L'hérésie nymphe au toc

A en croire le succès des articles qui lui sont consacrés, la nymphe au toc fait de plus en plus d'émules. Cette technique à la démocratisation récente est le fruit détonant de la rencontre entre deux modes de pêche que tout opposait initialement : la mouche et le toc. Opposition conceptuelle et surtout culturelle, bien entretenue par leurs aficionados les plus esthètes. Pourtant, ce schisme initial a commencé à flancher au début des années 2000, notamment sous l'impulsion d'un certain Olivier Plasseraud qui pensa alors son combo canne Epeore/moulinet PLX et ses imitations de larves Larvor. Symbole de la volonté naissante du toc de s'affiner, de se moderniser. Dans le même temps, les moucheurs cédaient progressivement à l'attrait du rendement sous l'influence du monde de la compétition, quitte à bafouer leur logique naturaliste originelle. De cette convergence progressive est née la nymphe au toc.

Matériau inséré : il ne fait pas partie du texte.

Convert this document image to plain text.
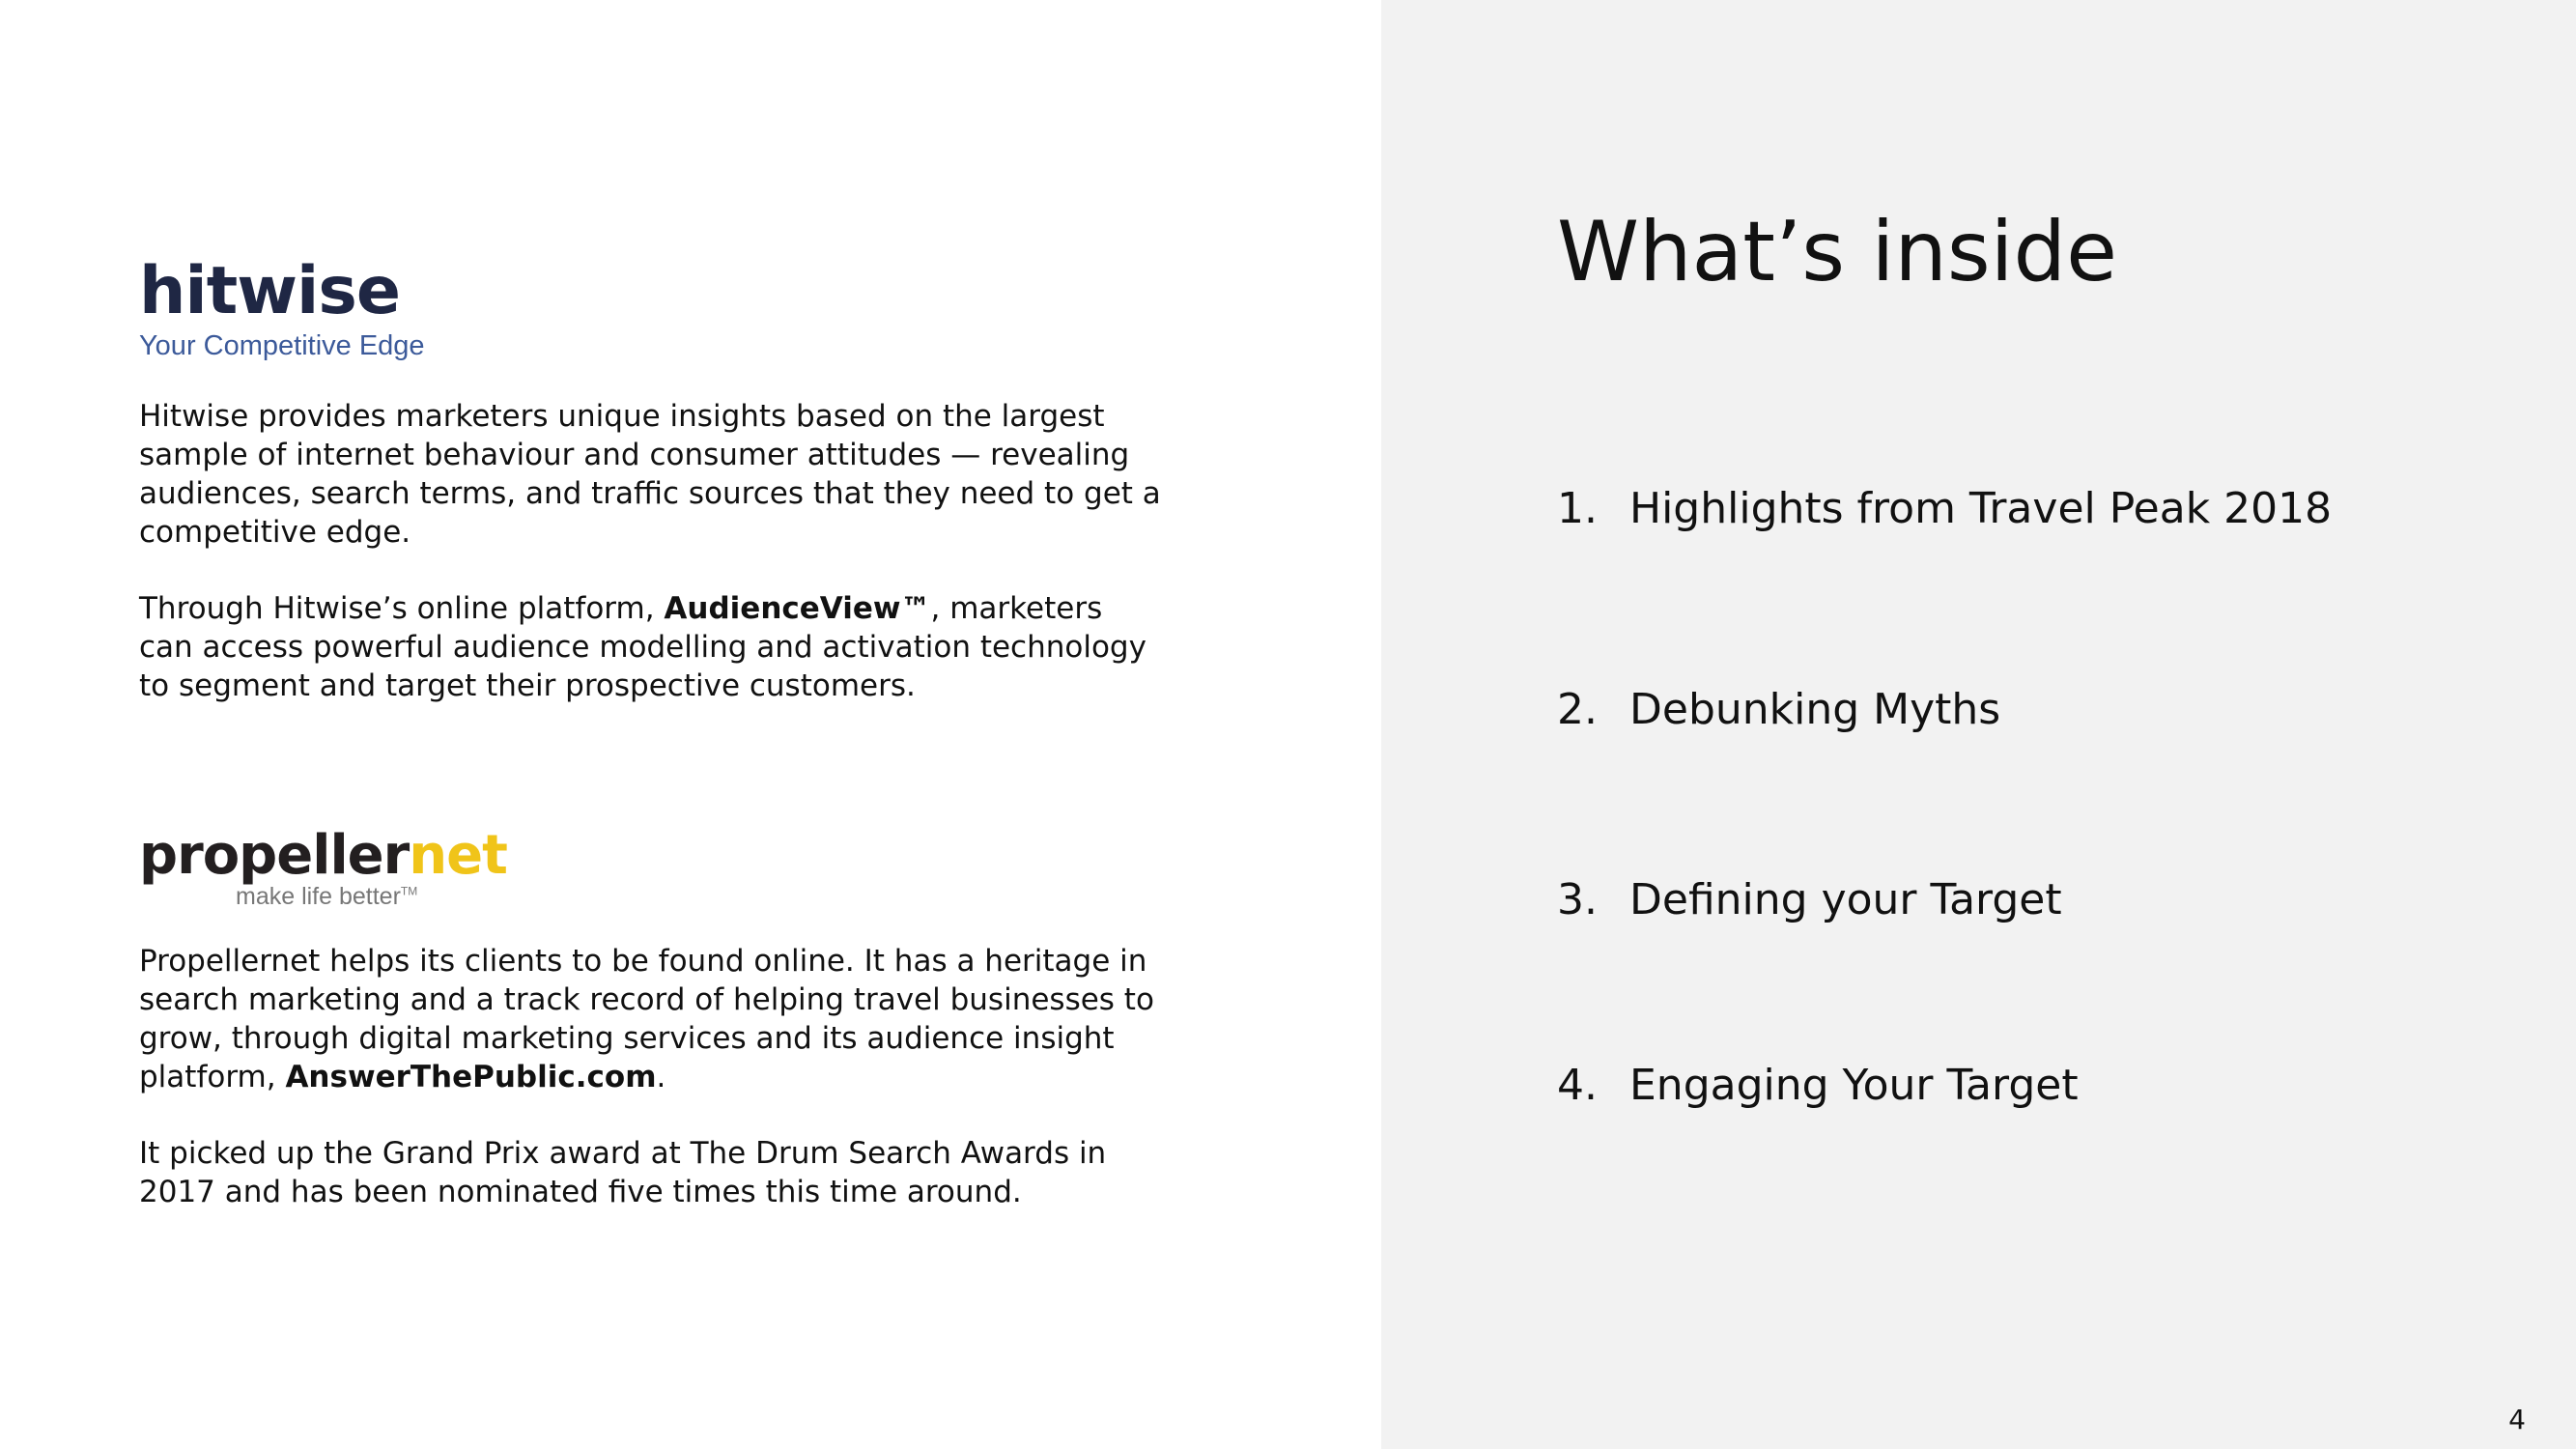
hitwise
Your Competitive Edge
Hitwise provides marketers unique insights based on the largest sample of internet behaviour and consumer attitudes — revealing audiences, search terms, and traffic sources that they need to get a competitive edge.
Through Hitwise’s online platform, AudienceView™, marketers can access powerful audience modelling and activation technology to segment and target their prospective customers.
propellernet
make life better™
Propellernet helps its clients to be found online. It has a heritage in search marketing and a track record of helping travel businesses to grow, through digital marketing services and its audience insight platform, AnswerThePublic.com.
It picked up the Grand Prix award at The Drum Search Awards in 2017 and has been nominated five times this time around.
What’s inside
1. Highlights from Travel Peak 2018
2. Debunking Myths
3. Defining your Target
4. Engaging Your Target
4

Aujourd'hui, cette technique a totalement brouillé les pistes si bien que même au niveau sémantique, personne ne s'y retrouve plus vraiment... et l'on devient presque hors la loi sur certains parcours où l'on pratique "la pêche à la mouche artificielle" mais pas vraiment la "mouche fouettée"...  A l'heure actuelle, on ne devrait sans doute conserver que l'expression "pêche en dérive" pour désigner tout ce qui gravite quelque par entre le toc aux appâts, la nymphe au toc et la nymphe au fil. Techniques qui concourent in fine, exactement à la même chose : faire dériver un bidule de façon naturelle, plutôt près du fond, dans les postes à truite. 

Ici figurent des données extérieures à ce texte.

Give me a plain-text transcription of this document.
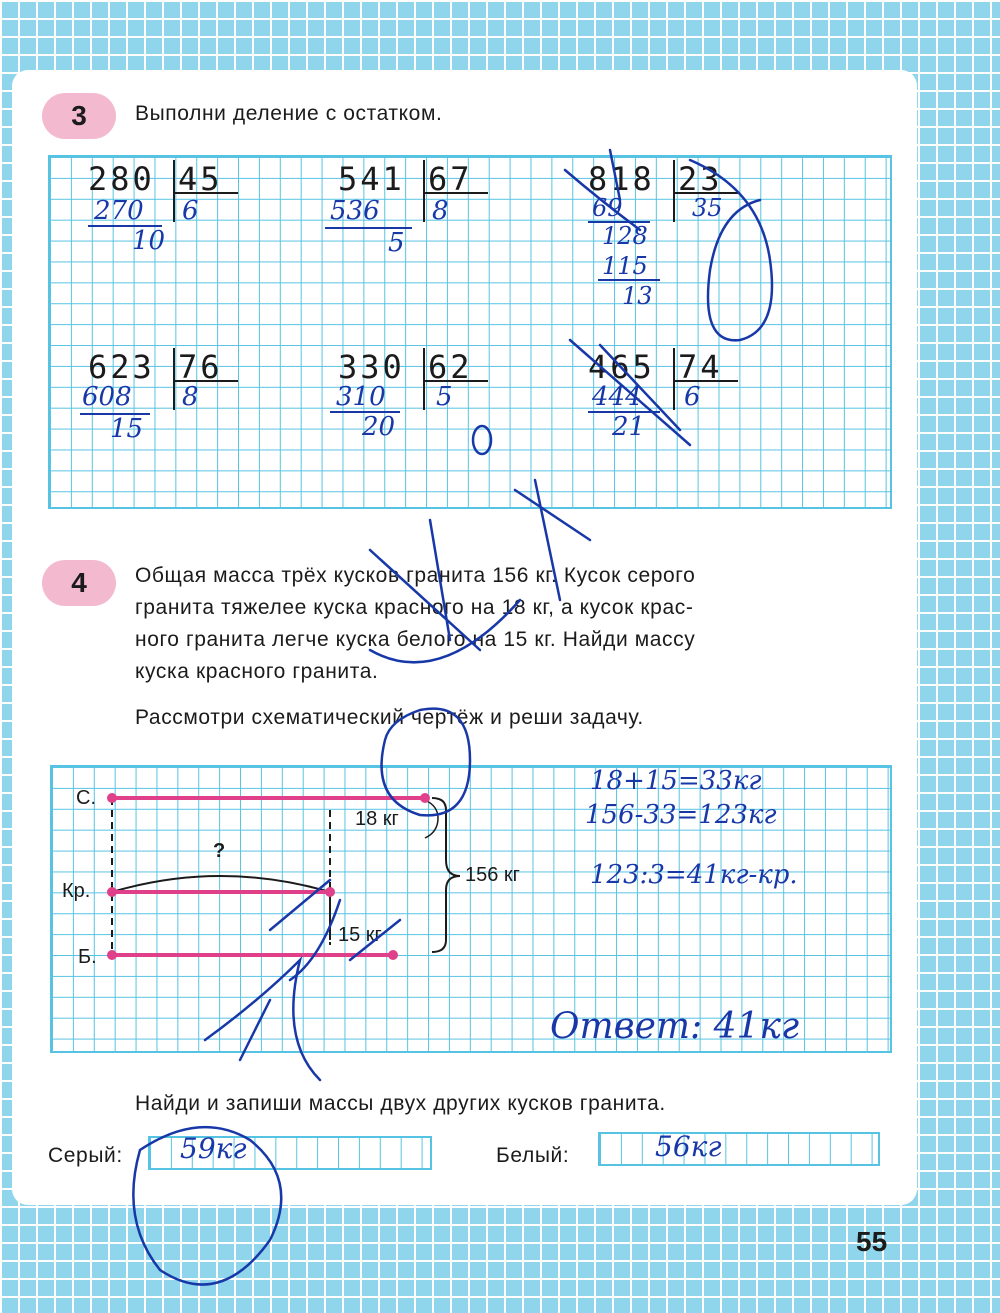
3	Выполни деление с остатком.
280 45
270 6
10
541 67
536 8
5
818 23
69	35
128
115
13
623 76
608 8
15
330 62
310 5
20
465 74
444 6
21
4	Общая масса трёх кусков гранита 156 кг. Кусок серого
гранита тяжелее куска красного на 18 кг, а кусок крас-
ного гранита легче куска белого на 15 кг. Найди массу
куска красного гранита.
Рассмотри схематический чертёж и реши задачу.
С.
Кр.
Б.
?
18 кг
15 кг
156 кг
18+15=33кг
156-33=123кг
123:3=41кг-кр.
Ответ: 41кг
Найди и запиши массы двух других кусков гранита.
Серый: 59кг	Белый:	56кг
55
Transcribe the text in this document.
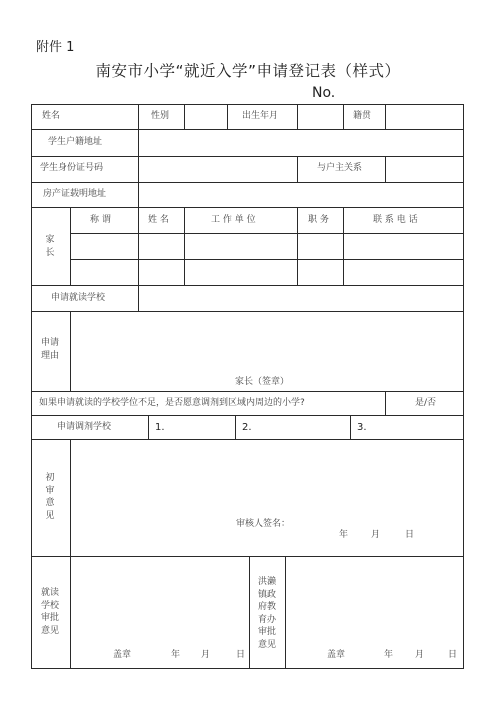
附件 1
南安市小学“就近入学”申请登记表（样式）
No.
姓名	性别	出生年月	籍贯
学生户籍地址
学生身份证号码	与户主关系
房产证载明地址
家长
称 谓	姓 名	工 作 单 位	职 务	联 系 电 话
申请就读学校
申请理由
家长（签章）
如果申请就读的学校学位不足，是否愿意调剂到区域内周边的小学?	是/否
申请调剂学校	1.	2.	3.
初审意见
审核人签名：
年	月	日
就读学校审批意见
盖章	年 月	日
洪濑镇政府教育办审批意见
盖章	年 月	日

En couplant une nymphe à bille (dont on ne sait trop si elle relève du leurre imitatif ou incitatif, ou peut-être, et c'est sans doute là sa grande force, d'un peu des deux à la fois) au matériel toc parfaitement adapté pour la présenter, la nymphe au toc est sans doute l'expression d'une forme de technique ultime mêlant confort de pêche, efficacité et facilité de mise en oeuvre... une "vraie pêche de branleur" comme se plaît à la qualifier mon ami Olivier Grimal. De fait, elle attire de nouveaux adeptes dont le profil général est le suivant : des optimisateurs sans complexe, peu soucieux des clichés véhiculés par les techniques, qui abordent la pêche de la truite sans idée pré-conçue, avec une folle envie de ferrer. Le genre de pratiquant qui se fait trop rare de mon point de vue, tant il est fatiguant de rencontrer des puristes voulant prouver à la terre entière que leur approche est la plus juste, logique, éthique, ou que sais-je encore...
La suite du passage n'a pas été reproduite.